Setsuko Thurlow, 87, an A-bomb survivor from Toronto, and Henry Shibata, 89, a doctor from Ottawa and an emeritus professor at McGill University, attended the Emperor’s enthronement ceremony held at the Imperial Palace on October 22 as representatives of those of Japanese descent living in Canada. Ms. Thurlow and Mr. Shibata first met when they were both living in Hiroshima when the city was being reconstructed after World War II, and have known each other ever since. They met in Tokyo for the first time in about 15 years and expressed their wish for a peaceful world during the Reiwa era.

Ms. Thurlow said she was very impressed with the Emperor’s wishes for the happiness of the Japanese people and for global peace and she felt his sincerity.

Ms. Thurlow has been appealing for nuclear abolition while based in Canada, where she has lived since she got married. Two years ago, she appeared on the stage of the award ceremony for the Nobel Peace Prize, representing the International Campaign to Abolish Nuclear Weapons (ICAN), a non-governmental organization (NGO). She said, “There are many people who were harmed, physically and mentally, by the atomic bombs and by the war and they continue to suffer. I hope that the Emperor will listen to these people and stay in close contact with them while promoting peace in Japan and around the world.”

Mr. Shibata, who was born in Vancouver, said with great pleasure, “The atmosphere at the ceremony was wonderful. I’m so honored to have been invited to come from Canada to attend the ceremony.”

Mr. Shibata’s parents, who were from Nishi Ward, Hiroshima, settled in Canada. One year after the atomic bombing, when he was 16 years old, his whole family returned to Hiroshima out of concern for their relatives.

After graduating from First Hiroshima Prefectural Junior High School (now Kokutaiji High School), Mr. Shibata entered Hiroshima Prefectural Medical University (today’s School of Medicine at Hiroshima University). After that, he worked at the Hiroshima Red Cross Hospital & Atomic-bomb Survivors Hospital in Naka Ward and the Radiation Effects Research Foundation in Minami Ward. Mr. Shibata was also involved in some church activities with Ms. Thurlow at the Hiroshima Nagarekawa Church in Naka Ward.

After living in Hiroshima for 11 years, he went to the United States to undergo medical training and then returned to Canada.
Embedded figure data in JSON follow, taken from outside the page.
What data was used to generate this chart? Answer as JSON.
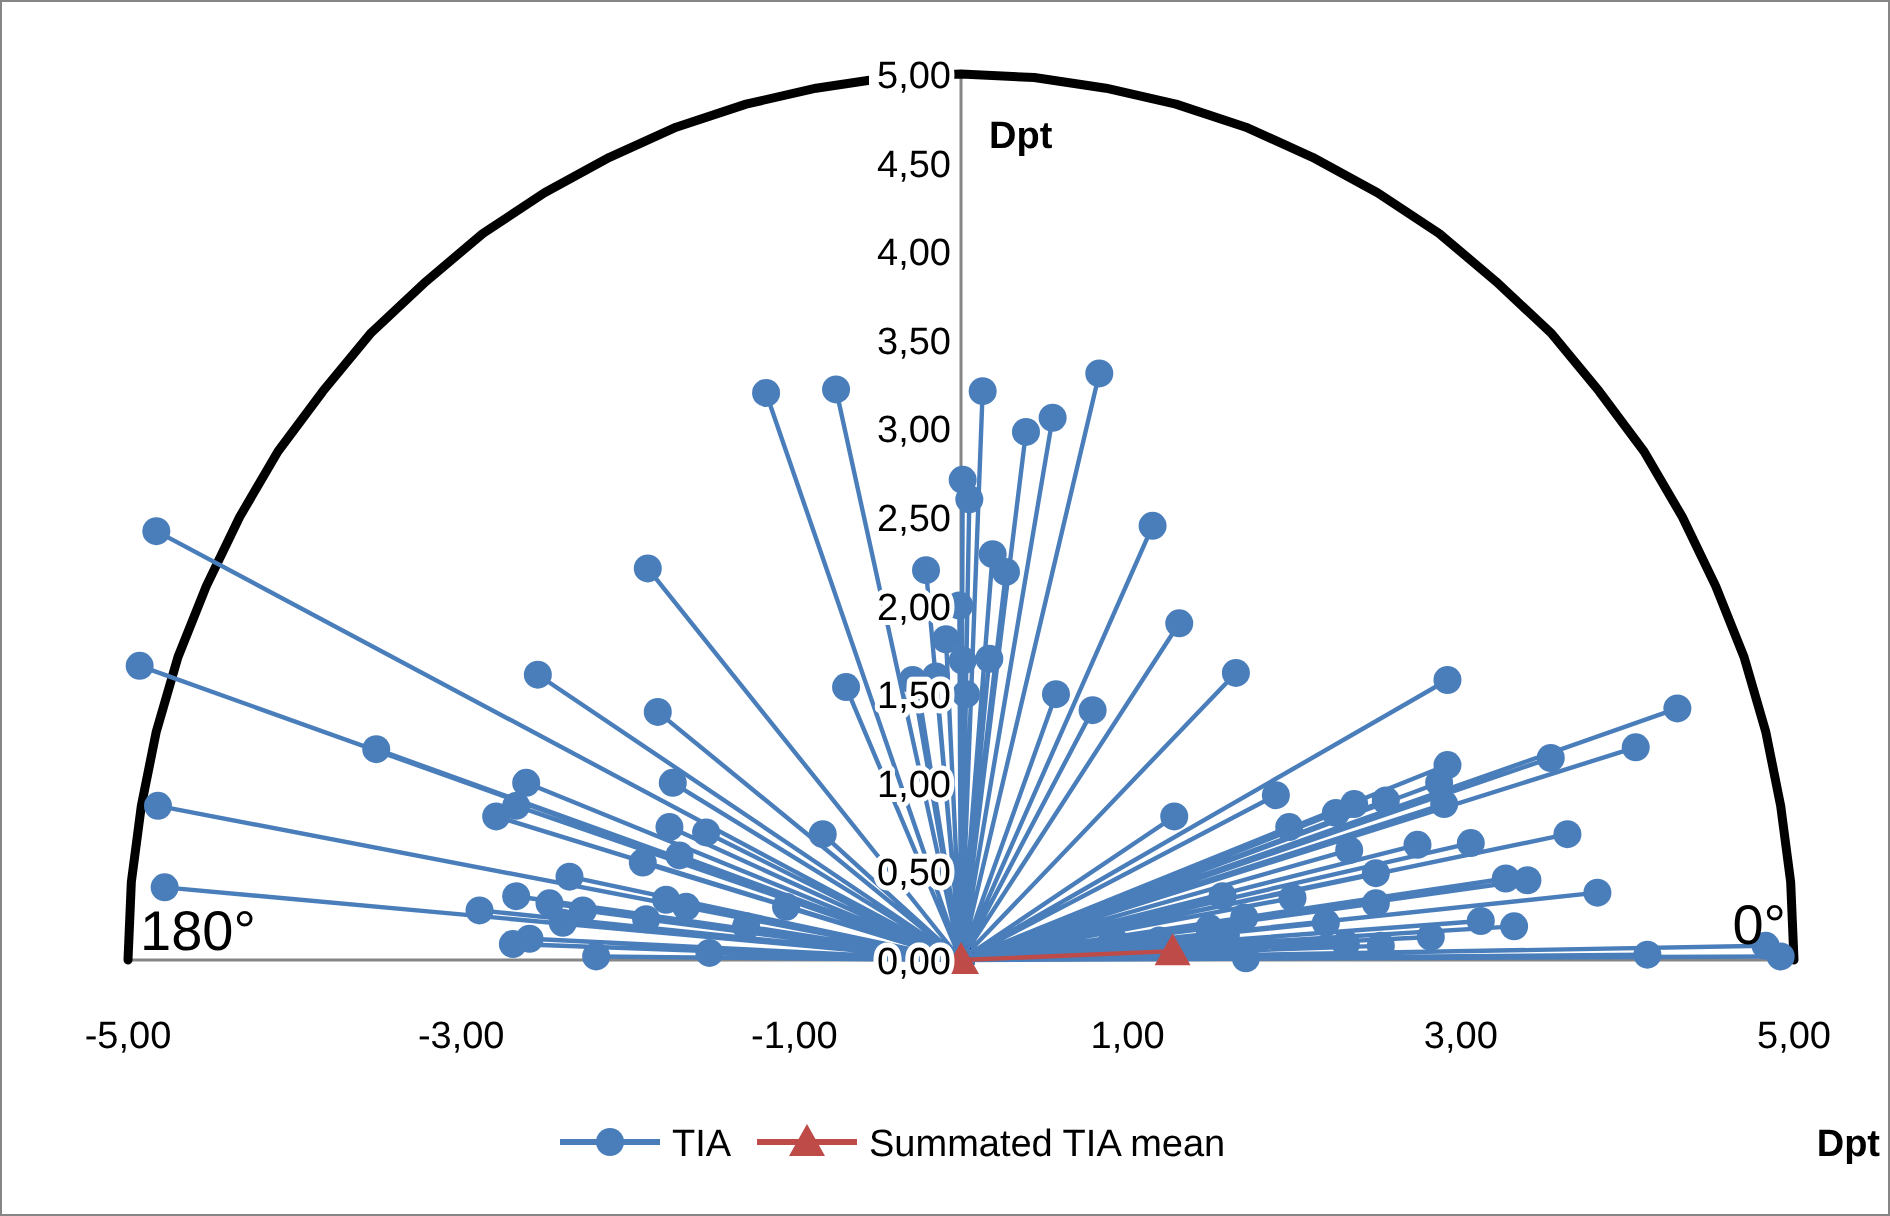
{
  "chart_data": {
    "type": "line",
    "xlabel": "Dpt",
    "ylabel": "Dpt",
    "annotations": [
      "180°",
      "0°"
    ],
    "xlim": [
      -5,
      5
    ],
    "ylim": [
      0,
      5
    ],
    "xticks": [
      {
        "value": -5,
        "label": "-5,00"
      },
      {
        "value": -3,
        "label": "-3,00"
      },
      {
        "value": -1,
        "label": "-1,00"
      },
      {
        "value": 1,
        "label": "1,00"
      },
      {
        "value": 3,
        "label": "3,00"
      },
      {
        "value": 5,
        "label": "5,00"
      }
    ],
    "yticks": [
      {
        "value": 0,
        "label": "0,00"
      },
      {
        "value": 0.5,
        "label": "0,50"
      },
      {
        "value": 1,
        "label": "1,00"
      },
      {
        "value": 1.5,
        "label": "1,50"
      },
      {
        "value": 2,
        "label": "2,00"
      },
      {
        "value": 2.5,
        "label": "2,50"
      },
      {
        "value": 3,
        "label": "3,00"
      },
      {
        "value": 3.5,
        "label": "3,50"
      },
      {
        "value": 4,
        "label": "4,00"
      },
      {
        "value": 4.5,
        "label": "4,50"
      },
      {
        "value": 5,
        "label": "5,00"
      }
    ],
    "grid": false,
    "legend": "bottom",
    "series": [
      {
        "type": "line",
        "color": "#000000",
        "marker": "none",
        "x": [
          5,
          4.98,
          4.92,
          4.83,
          4.7,
          4.53,
          4.33,
          4.1,
          3.83,
          3.54,
          3.21,
          2.87,
          2.5,
          2.11,
          1.71,
          1.29,
          0.87,
          0.44,
          0,
          -0.44,
          -0.87,
          -1.29,
          -1.71,
          -2.11,
          -2.5,
          -2.87,
          -3.21,
          -3.54,
          -3.83,
          -4.1,
          -4.33,
          -4.53,
          -4.7,
          -4.83,
          -4.92,
          -4.98,
          -5
        ],
        "values": [
          0,
          0.44,
          0.87,
          1.29,
          1.71,
          2.11,
          2.5,
          2.87,
          3.21,
          3.54,
          3.83,
          4.1,
          4.33,
          4.53,
          4.7,
          4.83,
          4.92,
          4.98,
          5,
          4.98,
          4.92,
          4.83,
          4.7,
          4.53,
          4.33,
          4.1,
          3.83,
          3.54,
          3.21,
          2.87,
          2.5,
          2.11,
          1.71,
          1.29,
          0.87,
          0.44,
          0
        ]
      },
      {
        "type": "line",
        "name": "TIA",
        "color": "#4a7ebb",
        "marker": "circle",
        "x": [
          0,
          -4.83,
          0,
          -4.93,
          0,
          -3.51,
          0,
          -4.82,
          0,
          -4.78,
          0,
          -1.88,
          0,
          -2.54,
          0,
          -1.82,
          0,
          -1.73,
          0,
          -2.61,
          0,
          -2.79,
          0,
          -2.67,
          0,
          -1.75,
          0,
          -1.53,
          0,
          -0.83,
          0,
          -2.35,
          0,
          -1.91,
          0,
          -1.69,
          0,
          -2.89,
          0,
          -2.67,
          0,
          -2.47,
          0,
          -2.27,
          0,
          -2.39,
          0,
          -2.69,
          0,
          -2.59,
          0,
          -2.19,
          0,
          -1.77,
          0,
          -1.65,
          0,
          -1.89,
          0,
          -1.51,
          0,
          -1.05,
          0,
          -1.29,
          0,
          -0.69,
          0,
          -0.21,
          0,
          -0.01,
          0,
          -0.09,
          0,
          -0.29,
          0,
          -0.15,
          0,
          -0.25,
          0,
          0.03,
          0,
          -1.17,
          0,
          -0.75,
          0,
          0.13,
          0,
          0.83,
          0,
          0.39,
          0,
          0.55,
          0,
          0.01,
          0,
          0.05,
          0,
          1.15,
          0,
          0.19,
          0,
          0.27,
          0,
          1.31,
          0,
          0.17,
          0,
          0.01,
          0,
          0.57,
          0,
          0.79,
          0,
          1.65,
          0,
          2.92,
          0,
          4.3,
          0,
          4.05,
          0,
          3.54,
          0,
          2.92,
          0,
          2.87,
          0,
          2.9,
          0,
          2.55,
          0,
          2.36,
          0,
          2.25,
          0,
          1.97,
          0,
          1.89,
          0,
          1.28,
          0,
          3.64,
          0,
          3.06,
          0,
          2.74,
          0,
          2.33,
          0,
          2.49,
          0,
          3.82,
          0,
          3.4,
          0,
          3.27,
          0,
          2.49,
          0,
          1.99,
          0,
          1.57,
          0,
          3.32,
          0,
          3.12,
          0,
          2.82,
          0,
          2.19,
          0,
          1.7,
          0,
          1.59,
          0,
          2.31,
          0,
          2.52,
          0,
          1.71,
          0,
          4.12,
          0,
          4.83,
          0,
          4.92,
          0,
          0.91,
          0,
          1.19,
          0,
          1.49
        ],
        "values": [
          0,
          2.42,
          0,
          1.66,
          0,
          1.19,
          0,
          0.87,
          0,
          0.41,
          0,
          2.21,
          0,
          1.61,
          0,
          1.4,
          0,
          1.0,
          0,
          1.0,
          0,
          0.81,
          0,
          0.87,
          0,
          0.75,
          0,
          0.72,
          0,
          0.71,
          0,
          0.47,
          0,
          0.55,
          0,
          0.59,
          0,
          0.28,
          0,
          0.36,
          0,
          0.32,
          0,
          0.28,
          0,
          0.21,
          0,
          0.09,
          0,
          0.12,
          0,
          0.02,
          0,
          0.34,
          0,
          0.3,
          0,
          0.23,
          0,
          0.04,
          0,
          0.3,
          0,
          0.19,
          0,
          1.54,
          0,
          2.2,
          0,
          2.0,
          0,
          1.81,
          0,
          1.58,
          0,
          1.6,
          0,
          1.48,
          0,
          1.5,
          0,
          3.2,
          0,
          3.22,
          0,
          3.21,
          0,
          3.31,
          0,
          2.98,
          0,
          3.06,
          0,
          2.71,
          0,
          2.6,
          0,
          2.45,
          0,
          2.29,
          0,
          2.19,
          0,
          1.9,
          0,
          1.7,
          0,
          1.69,
          0,
          1.5,
          0,
          1.41,
          0,
          1.62,
          0,
          1.58,
          0,
          1.42,
          0,
          1.2,
          0,
          1.14,
          0,
          1.1,
          0,
          1.0,
          0,
          0.88,
          0,
          0.9,
          0,
          0.88,
          0,
          0.83,
          0,
          0.75,
          0,
          0.93,
          0,
          0.81,
          0,
          0.71,
          0,
          0.66,
          0,
          0.65,
          0,
          0.62,
          0,
          0.49,
          0,
          0.38,
          0,
          0.45,
          0,
          0.46,
          0,
          0.32,
          0,
          0.35,
          0,
          0.36,
          0,
          0.19,
          0,
          0.22,
          0,
          0.13,
          0,
          0.21,
          0,
          0.24,
          0,
          0.14,
          0,
          0.09,
          0,
          0.08,
          0,
          0.01,
          0,
          0.03,
          0,
          0.08,
          0,
          0.02,
          0,
          0.12,
          0,
          0.11,
          0,
          0.18
        ]
      },
      {
        "type": "line",
        "name": "Summated TIA mean",
        "color": "#be4b48",
        "marker": "triangle",
        "x": [
          0,
          1.27
        ],
        "values": [
          0,
          0.05
        ]
      }
    ]
  }
}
He has been involved in breast cancer treatment research at McGill University in Montreal as an oncological surgeon. He also made efforts to promote exchanges between Canada and Hiroshima.

As he watched Hiroshima being reconstructed from the burnt ruins, he came to feel a strong desire for the abolition of nuclear weapons. He said, “The Emperor said that he will continuously hope for peace in the world. I, too, hope for a world free of nuclear weapons and war.”